It's that time of year again. Time for Mama Stamberg's Cranberry Relish. Every year since 1972, around Thankgiving, I've shared my mother-in-law's famous cranberry relish recipe on the radio. It's appallingly pink, like Pepto Bismol — but it tastes terrific.
This year, I bring my relish recipe to Thanksgivukkah. Next week, Thanksgiving and the start of Hanukkah fall on the same day. It's a rare convergence.
How unusual is it? Well, the last time Thanksgiving and Hanukkah shared a start date was 125 years ago. And it won't happen again for another 76,000 or so years. The overlap involves the calendar that says this is 2013, and the Jewish] calendar based on the solar and lunar cycle.
I asked Keith Devlin — Weekend Edition's math guy — to explain.

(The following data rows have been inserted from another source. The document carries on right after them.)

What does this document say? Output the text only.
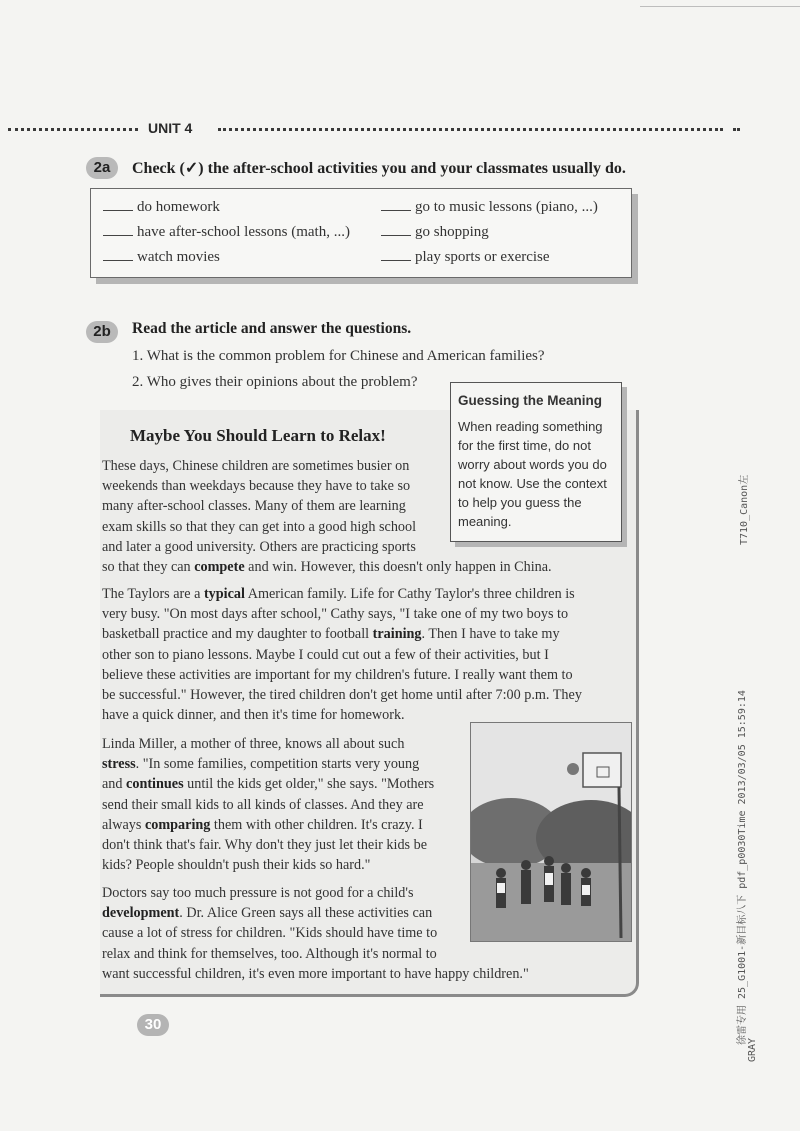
UNIT 4
2a	Check (✓) the after-school activities you and your classmates usually do.
do homework	go to music lessons (piano, ...)
have after-school lessons (math, ...)	go shopping
watch movies	play sports or exercise
2b	Read the article and answer the questions.
1. What is the common problem for Chinese and American families?
2. Who gives their opinions about the problem?
Maybe You Should Learn to Relax!
These days, Chinese children are sometimes busier on
weekends than weekdays because they have to take so
many after-school classes. Many of them are learning
exam skills so that they can get into a good high school
and later a good university. Others are practicing sports
so that they can compete and win. However, this doesn't only happen in China.
The Taylors are a typical American family. Life for Cathy Taylor's three children is
very busy. "On most days after school," Cathy says, "I take one of my two boys to
basketball practice and my daughter to football training. Then I have to take my
other son to piano lessons. Maybe I could cut out a few of their activities, but I
believe these activities are important for my children's future. I really want them to
be successful." However, the tired children don't get home until after 7:00 p.m. They
have a quick dinner, and then it's time for homework.
Linda Miller, a mother of three, knows all about such
stress. "In some families, competition starts very young
and continues until the kids get older," she says. "Mothers
send their small kids to all kinds of classes. And they are
always comparing them with other children. It's crazy. I
don't think that's fair. Why don't they just let their kids be
kids? People shouldn't push their kids so hard."
Doctors say too much pressure is not good for a child's
development. Dr. Alice Green says all these activities can
cause a lot of stress for children. "Kids should have time to
relax and think for themselves, too. Although it's normal to
want successful children, it's even more important to have happy children."
Guessing the Meaning
When reading something for the first time, do not worry about words you do not know. Use the context to help you guess the meaning.
30
T710_Canon左
徐雷专用 25_G1001-新目标八下 pdf_p0030Time 2013/03/05 15:59:14
GRAY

"Thanksgiving is the easy one," Devlin says. "You know, it's the fourth Thursday every November. So anybody can do that. That was a nice, simple, American-style celebration that doesn't change from year to year."
"But then you've got this thing called the Jewish calendar, which is, as is appropriate with the history of the Jews .. [it's] got a lot of complications."
Complications like changing every year, a month here, a month there.
"The simplest way to look at it is that the Jewish calendar is slowly moving forward," Devlin says. "Roughly it moves forward about four days every thousand years. So this is pretty slow. And that's why it would take maybe 70 or 80 thousand years before this thing cycles all the way around again and hits Thanksgiving again."
So let's eat! Turkey, of course. Can't have Thanksgiving without it. But instead of the usual sweet potatoes, how about latkes — Jewish potato pancakes — made with schmaltz?